手を握り、追い越す

 車内は、騒然となった。乗務員さんが飛んできてくれて、たまたま同じ車両に乗っていたお医者さんが名乗り出てくれたため、俺は怪我をした母犬を見つめる仔犬みたいになりながら処置を見守った。


「——重篤な症状ではないようです」

 まず患者を安心させる一言を。この医者、できる。

「おそらく、パニックの一種でしょう。こういう症状は、よく?」

「いえ、俺の知る限り、はじめてです」

「いつ、どこで、何が引き金になるか分からない。多くの患者さんにおいて不規則な生活や強いストレスなど、共通の要因はありますが」


 お席にお戻りください、と立ち上がって様子を見ている人たちに呼びかける乗務員さんの声を聴きながら、お医者さんの説明を聴いた。ふつうの私服だから、もしかしたらプライベートなのかもしれない。だが、この先生は、病人を救うことが己の為すべきことと思い定めているのか、何のためらいもなくモカを診察してくれている。

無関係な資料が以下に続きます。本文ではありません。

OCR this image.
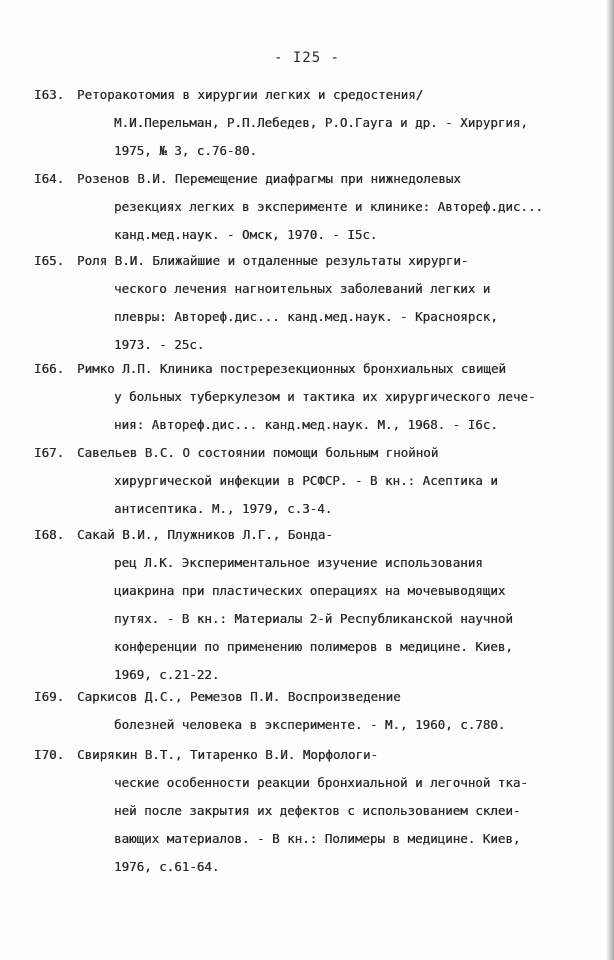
- I25 -
I63. Реторакотомия в хирургии легких и средостения/
М.И.Перельман, Р.П.Лебедев, Р.О.Гаугa и др. - Хирургия,
1975, № 3, с.76-80.
I64. Розенов В.И. Перемещение диафрагмы при нижнедолевых
резекциях легких в эксперименте и клинике: Автореф.дис...
канд.мед.наук. - Омск, 1970. - I5c.
I65. Роля В.И. Ближайшие и отдаленные результаты хирурги-
ческого лечения нагноительных заболеваний легких и
плевры: Автореф.дис... канд.мед.наук. - Красноярск,
1973. - 25c.
I66. Римко Л.П. Клиника постререзекционных бронхиальных свищей
у больных туберкулезом и тактика их хирургического лече-
ния: Автореф.дис... канд.мед.наук. М., 1968. - I6c.
I67. Савельев В.С. О состоянии помощи больным гнойной
хирургической инфекции в РСФСР. - В кн.: Асептика и
антисептика. М., 1979, с.3-4.
I68. Сакай В.И., Плужников Л.Г., Бондa-
рец Л.К. Экспериментальное изучение использования
циакрина при пластических операциях на мочевыводящих
путях. - В кн.: Материалы 2-й Республиканской научной
конференции по применению полимеров в медицине. Киев,
1969, с.21-22.
I69. Саркисов Д.С., Ремезов П.И. Воспроизведение
болезней человека в эксперименте. - М., 1960, с.780.
I70. Свирякин В.Т., Титаренко В.И. Морфологи-
ческие особенности реакции бронхиальной и легочной тка-
ней после закрытия их дефектов с использованием склеи-
вающих материалов. - В кн.: Полимеры в медицине. Киев,
1976, с.61-64.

「強い動悸や眩暈。それについての強い不安感。症状が出ているとき、患者さんはこのまま死ぬんじゃないかと不安になる人がいるほどなんです」

「わ、わたし、大丈夫なんですか」

 モカの顔は土気色になっているが、声には危険な色はない。俺は、少し安心した。


「すぐに良くなりますよ。大丈夫です。落ち着いて、息が胸に通って、また出ていくのを数えるようにしてみてください」

 先生の声は、穏やかだ。モカも安心しているらしく、言われたとおりにしている。

「びっくりしたでしょうね。新幹線を降りたら、できるだけ早くお医者さんにかかるといいですよ。仮にパニックだと診断されても、上手く付き合っていく人が多いんです」

 モカは薄く笑いながら頷き、ゆっくりした呼吸を引き続き続けた。しばらくすると落ち着いてきたのか、大きく息を吐いた。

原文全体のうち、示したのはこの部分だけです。